There’s something to be said about an album so arcane and compelling that writing an introduction to the review proves paralyzing. Young Circles’ Jungle Habits deserves an amazing lead, a pull-quote worthy of print, but I’m left rather motionless at the keyboard. Jungle Habits‘ spiritual rhythm and dynamic approach to songwriting makes the album one of the more interesting releases of the year, and one I easily recommend to any listener with an open mind.

Judging by Jungle Habits lead track “Triangles,” the vibe for the album would appear to be that of progressive electronic music. Infused with plenty of live instrumentals as well, “Triangles” is built on a piercing, cavernous bass line, a surprising but apt canvas for Young Circles’ experimental song structures. And while it’s not immediately inviting, the lead singer’s undulating vocals provide a steep learning curve that later proves themselves rewarding, and the string arrangements in the second half of the track create a bright and attractive sound, in stark contrast to the album’s dark introduction. As “Triangles” fades to black, there’s a giddy anticipation for the next song, a sensation usually untapped on albums — but one which Young Circles use to propel the listener through the entire experience.

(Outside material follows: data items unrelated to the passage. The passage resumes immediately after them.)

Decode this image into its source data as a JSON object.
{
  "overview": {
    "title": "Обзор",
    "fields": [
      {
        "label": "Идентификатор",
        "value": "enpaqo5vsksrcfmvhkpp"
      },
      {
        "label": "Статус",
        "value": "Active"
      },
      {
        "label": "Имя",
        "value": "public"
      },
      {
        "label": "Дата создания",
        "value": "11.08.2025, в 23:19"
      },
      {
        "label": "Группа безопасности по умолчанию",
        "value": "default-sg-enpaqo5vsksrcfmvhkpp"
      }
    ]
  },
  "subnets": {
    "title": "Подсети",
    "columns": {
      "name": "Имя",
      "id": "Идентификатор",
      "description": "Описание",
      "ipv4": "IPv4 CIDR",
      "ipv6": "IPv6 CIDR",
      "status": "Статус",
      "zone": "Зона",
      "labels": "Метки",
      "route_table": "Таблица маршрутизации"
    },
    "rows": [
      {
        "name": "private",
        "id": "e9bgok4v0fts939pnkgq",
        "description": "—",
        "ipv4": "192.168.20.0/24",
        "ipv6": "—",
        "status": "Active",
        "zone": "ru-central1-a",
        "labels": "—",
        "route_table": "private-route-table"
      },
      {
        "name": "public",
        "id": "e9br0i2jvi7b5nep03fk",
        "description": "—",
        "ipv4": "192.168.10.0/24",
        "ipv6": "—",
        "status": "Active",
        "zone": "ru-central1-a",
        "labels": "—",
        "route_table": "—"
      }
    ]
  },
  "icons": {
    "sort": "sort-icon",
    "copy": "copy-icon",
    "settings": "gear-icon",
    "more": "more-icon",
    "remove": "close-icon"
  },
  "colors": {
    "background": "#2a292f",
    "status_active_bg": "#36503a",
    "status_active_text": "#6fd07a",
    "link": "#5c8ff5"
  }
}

Listen to “2012” – DOWNLOAD MP3

“Triangles” is just prepping the listener for rest of Jungle Habits. Crazy mood swings, tempo changes, and instrumental breakdowns are all in half a track’s work for Young Circles. And somehow, maybe just barely, they make it all work. One of the album’s most stunning efforts is the nearly eight minute “Love Hitch,” a mix of Young Circles best talents. True to the rest of the album, “Love Hitch” begins as one idea and later reveals itself to be something completely different. Clanking pipes and soft piano keys, a simple but hypnotic attraction, create the illusion of a more subdued track. But as the filters and white noise drown out, leaving nothing but the vocals, a crash of 808s and hissing keys fill the foreground, a sensation equal to seeing a 3-D movie; the sound feels projected outward.

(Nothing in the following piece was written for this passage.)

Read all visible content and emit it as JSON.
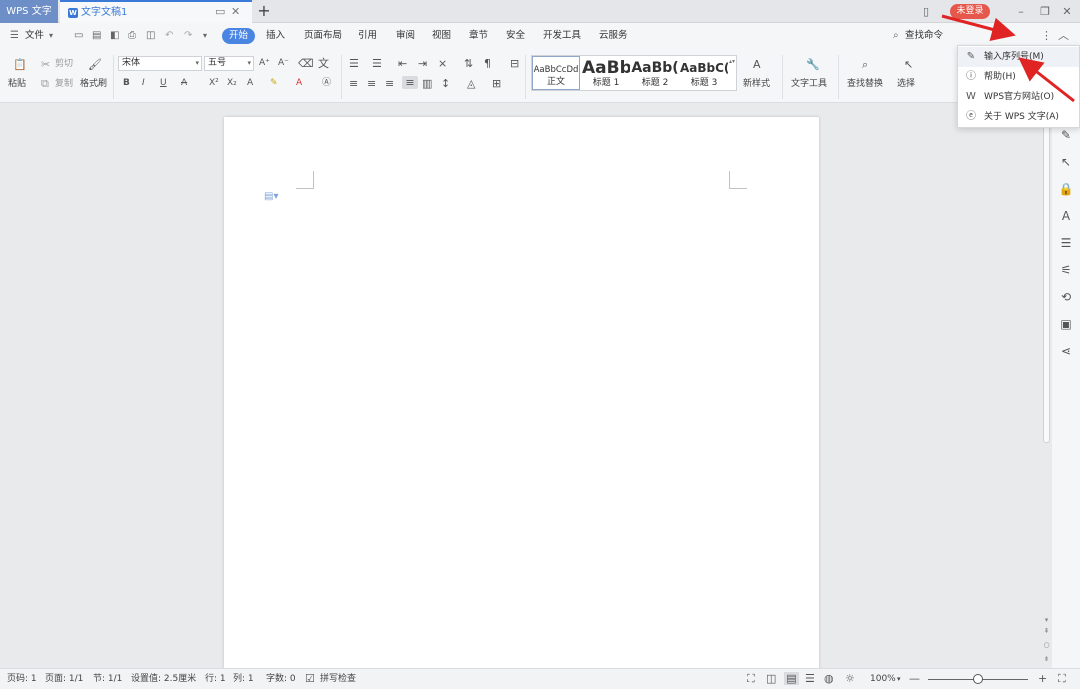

These movements and shifts continue on the album. On tracks like “Changing” or “2012,” the more bombastic and electronics-infused sound is lost, but Young Circles’ spontaneity remains on the more classic takes. Whether it’s the tribal chanting and tambourine shaking on “2012” or the moping-up-at-the-end-of-the-night nature of “Changing,” Jungle Habits offers everything from freak folk to electro-pop, and does so in an incredibly undeniable and compelling manner. It might not be for everybody, but I recommend it to everybody.